Even King Louis got sick of the summer in the city and headed out to Versailles.
Sanitation accommodations were not much in European culture.
I have read that the royal Palace at Versailles did not have a single toilet room among its hundreds of lavish rooms. It is said that people often used stairwells.
I have read that polite European society in the 18th century often kept a piss pot in the dining room for dinner guest to pass water without leaving the conversation.
I saw a TV building show about some rich guy in Florida who built an exact replica of an 17th century French manner house. His only significant change, he said, was to replace the single central open toilet room which had originally served the entire building. Modesty about body functions was not important to European aristocracy or peasants either probably.
People did dump out into the streets, the animals lived in the houses right next to people. In Pompeii the streets were set for uniform cart wheels where the stuff was placed and people walked along sidewalks above, but the rest of Europe didn't get it.
The Roman Empire was way ahead of everyone who came later. Public baths (toilets) and cities had running water sewers. The streets of Pompeii probably had running water flushing waste. I'm not sure if the ruts were cart wheels or open sewers. They did have steps and walks above the waste. Rome built clean water fountains, baths, and sanitary sewers everywhere they went. Roman Londinium apparently had a lot more attention paid to sanitation than London did before the 1850s.
I can appreciate JB's experience with the smell of Japanese fields. I have driven through Iowa (US) in July. Iowa is known for corn farms and cattle feeding. Driving through Iowa on an Interstate highway in summer, the whole state smells like bovine fertilizer. Denver used to have big stock yards on the north side of the city when I was there in abut 1970. A summer breeze from the north and the whole city smelled like cowshit.
Its mostly a matter of quantity vs. space.

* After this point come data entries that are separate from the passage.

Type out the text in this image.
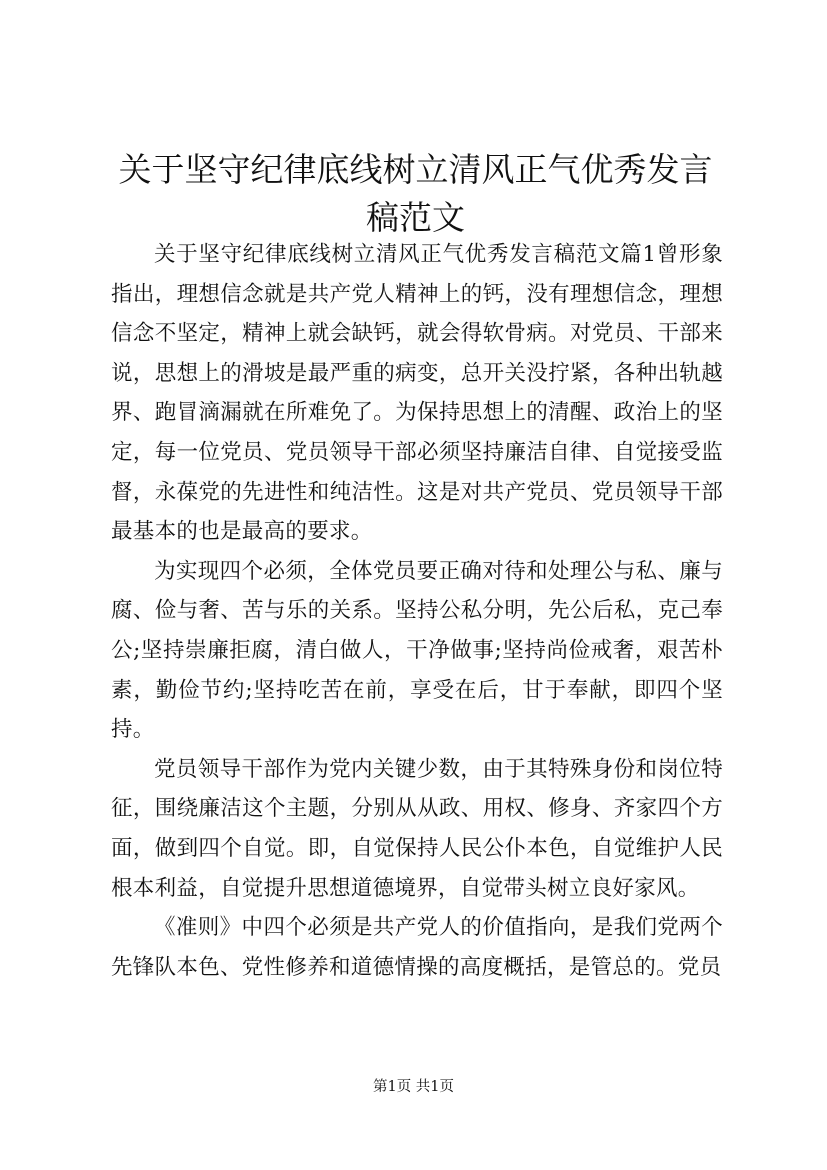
关于坚守纪律底线树立清风正气优秀发言稿范文

关于坚守纪律底线树立清风正气优秀发言稿范文篇1曾形象指出，理想信念就是共产党人精神上的钙，没有理想信念，理想信念不坚定，精神上就会缺钙，就会得软骨病。对党员、干部来说，思想上的滑坡是最严重的病变，总开关没拧紧，各种出轨越界、跑冒滴漏就在所难免了。为保持思想上的清醒、政治上的坚定，每一位党员、党员领导干部必须坚持廉洁自律、自觉接受监督，永葆党的先进性和纯洁性。这是对共产党员、党员领导干部最基本的也是最高的要求。

为实现四个必须，全体党员要正确对待和处理公与私、廉与腐、俭与奢、苦与乐的关系。坚持公私分明，先公后私，克己奉公;坚持崇廉拒腐，清白做人，干净做事;坚持尚俭戒奢，艰苦朴素，勤俭节约;坚持吃苦在前，享受在后，甘于奉献，即四个坚持。

党员领导干部作为党内关键少数，由于其特殊身份和岗位特征，围绕廉洁这个主题，分别从从政、用权、修身、齐家四个方面，做到四个自觉。即，自觉保持人民公仆本色，自觉维护人民根本利益，自觉提升思想道德境界，自觉带头树立良好家风。

《准则》中四个必须是共产党人的价值指向，是我们党两个先锋队本色、党性修养和道德情操的高度概括，是管总的。党员

第1页 共1页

One or ten people in ten acres of woods wouldn't make much of a problem. Nature makes it go away in a very few days and the plants love it. A few thousand people in a village and it starts to pile up. A million people is a big problem.
That's why people drank tea, and alcoholic beverages. The water became dangerous.
Tea or beer were healthy to drink. Water got boiled.
I've always found myself in policy to not get involved in other peoples heavy plumbing and figured that in the golden rule of consideration that they would appreciate that, too. My thinking may be wrong but, to me, it is a time for privacy...to make myself clear, excluding a leak among friends, male or female.
Jbee
On the whole I think the modern prudism about body functions is part of the prudism that puts clothes on people. The French manner house had a central toilet room for all to share. The modern American house has the owners toilet in a one meter square locked door closet located off a locked door bathroom accessed off a locked door bedroom. Are 3 locked doors sufficient to maintain appropriate modesty to take a dump? Judging by homes that are being built in America today, the 3 locked doors are needed. Our needs for privacy is almost entirely based on what we are used to.
On the whole, the 16th century French were a lot more sane about bodies, in my opinion. All they needed was indoor water plumbing for sanitation.